Chair of the Democratic Party of Georgia
- In office 1972–1974
- Preceded by: David H. Gambrell
- Succeeded by: Marge Thurman

Personal details
- Born: March 5, 1917 Bainbridge, Georgia, U.S.
- Died: September 2, 1996 (aged 79) Atlanta, Georgia, U.S.
- Party: Democratic
- Education: University of Georgia (LLB)

= Charles Kirbo =

American lawyer

Charles Hughes Kirbo (March 5, 1917 - September 2, 1996) was an American lawyer and longtime advisor to Jimmy Carter. He served as the chairman of the Democratic Party in Georgia for two years from 1972 to 1974.

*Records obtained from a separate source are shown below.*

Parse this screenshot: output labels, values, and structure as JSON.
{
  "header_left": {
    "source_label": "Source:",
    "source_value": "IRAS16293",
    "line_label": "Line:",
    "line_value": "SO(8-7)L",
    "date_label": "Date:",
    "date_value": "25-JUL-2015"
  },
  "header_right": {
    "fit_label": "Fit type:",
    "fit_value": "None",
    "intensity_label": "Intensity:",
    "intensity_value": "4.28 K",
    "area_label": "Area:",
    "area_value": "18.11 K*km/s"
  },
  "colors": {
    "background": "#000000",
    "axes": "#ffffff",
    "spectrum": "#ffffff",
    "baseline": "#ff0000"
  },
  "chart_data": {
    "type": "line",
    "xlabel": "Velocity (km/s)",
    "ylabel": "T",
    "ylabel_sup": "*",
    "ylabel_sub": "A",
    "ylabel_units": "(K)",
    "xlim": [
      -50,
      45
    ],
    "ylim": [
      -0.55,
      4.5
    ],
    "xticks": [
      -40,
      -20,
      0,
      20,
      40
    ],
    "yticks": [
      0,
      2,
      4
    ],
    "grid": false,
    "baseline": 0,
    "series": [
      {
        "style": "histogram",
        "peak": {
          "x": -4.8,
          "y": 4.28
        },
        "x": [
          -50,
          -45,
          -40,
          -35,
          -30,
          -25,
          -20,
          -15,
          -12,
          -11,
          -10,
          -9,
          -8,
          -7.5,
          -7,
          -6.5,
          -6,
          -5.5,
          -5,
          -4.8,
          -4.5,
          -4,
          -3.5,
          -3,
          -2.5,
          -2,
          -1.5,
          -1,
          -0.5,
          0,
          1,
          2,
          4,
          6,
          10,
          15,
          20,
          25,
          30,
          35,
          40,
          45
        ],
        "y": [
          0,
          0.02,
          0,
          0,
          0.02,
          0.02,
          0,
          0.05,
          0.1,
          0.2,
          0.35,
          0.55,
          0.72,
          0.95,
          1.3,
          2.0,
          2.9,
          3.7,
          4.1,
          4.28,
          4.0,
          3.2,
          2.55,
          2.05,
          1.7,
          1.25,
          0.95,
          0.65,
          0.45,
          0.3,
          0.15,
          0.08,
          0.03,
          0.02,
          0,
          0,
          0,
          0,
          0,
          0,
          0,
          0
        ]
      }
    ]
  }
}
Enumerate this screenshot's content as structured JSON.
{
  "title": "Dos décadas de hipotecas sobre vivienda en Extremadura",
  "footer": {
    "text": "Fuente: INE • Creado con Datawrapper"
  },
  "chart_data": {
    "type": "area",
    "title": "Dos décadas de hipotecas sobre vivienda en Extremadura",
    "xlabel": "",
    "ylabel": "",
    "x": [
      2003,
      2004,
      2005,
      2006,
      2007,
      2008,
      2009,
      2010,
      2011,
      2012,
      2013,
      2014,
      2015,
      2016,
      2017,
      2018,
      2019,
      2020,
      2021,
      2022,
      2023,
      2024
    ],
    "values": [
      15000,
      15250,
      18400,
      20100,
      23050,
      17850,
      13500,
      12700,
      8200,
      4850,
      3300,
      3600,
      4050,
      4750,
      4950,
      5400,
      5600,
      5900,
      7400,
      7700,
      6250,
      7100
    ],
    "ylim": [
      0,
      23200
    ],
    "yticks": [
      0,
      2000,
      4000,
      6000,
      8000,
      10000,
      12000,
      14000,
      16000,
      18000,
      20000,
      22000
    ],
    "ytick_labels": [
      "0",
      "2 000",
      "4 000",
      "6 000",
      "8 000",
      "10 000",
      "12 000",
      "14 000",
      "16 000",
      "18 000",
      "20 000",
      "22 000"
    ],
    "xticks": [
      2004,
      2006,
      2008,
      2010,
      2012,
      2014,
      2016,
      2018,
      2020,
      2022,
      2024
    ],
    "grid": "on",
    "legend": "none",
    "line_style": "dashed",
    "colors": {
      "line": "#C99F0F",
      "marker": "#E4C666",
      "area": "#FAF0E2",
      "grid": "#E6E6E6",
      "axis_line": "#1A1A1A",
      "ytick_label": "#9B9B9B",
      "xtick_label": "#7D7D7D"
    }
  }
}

==Early life and legal career==
Kirbo was born on March 5, 1917, in Bainbridge, Georgia. He graduated from the University of Georgia School of Law in 1939 and later served in the United States Army in World War II. In 1960, Kirbo became a partner in the law firm of King & Spalding.

==Political career==
Kirbo first represented Jimmy Carter in 1962 when Carter lost the Democratic primary for a Georgia state senate seat. After Kirbo was able to establish that the primary results were fraudulent, Carter won the nomination and then the general election. In 1971, then-Governor Jimmy Carter offered to appoint Kirbo to the United States Senate seat left vacant by the death of Richard Russell, but Kirbo declined. When Carter was elected President, Kirbo was considered as a possible White House Chief of Staff. Kirbo was also considered to be a candidate for the Supreme Court if a vacancy had occurred under a Carter Presidency.

==Death==
Kirbo died on September 2, 1996, in Atlanta of complications from gall bladder surgery.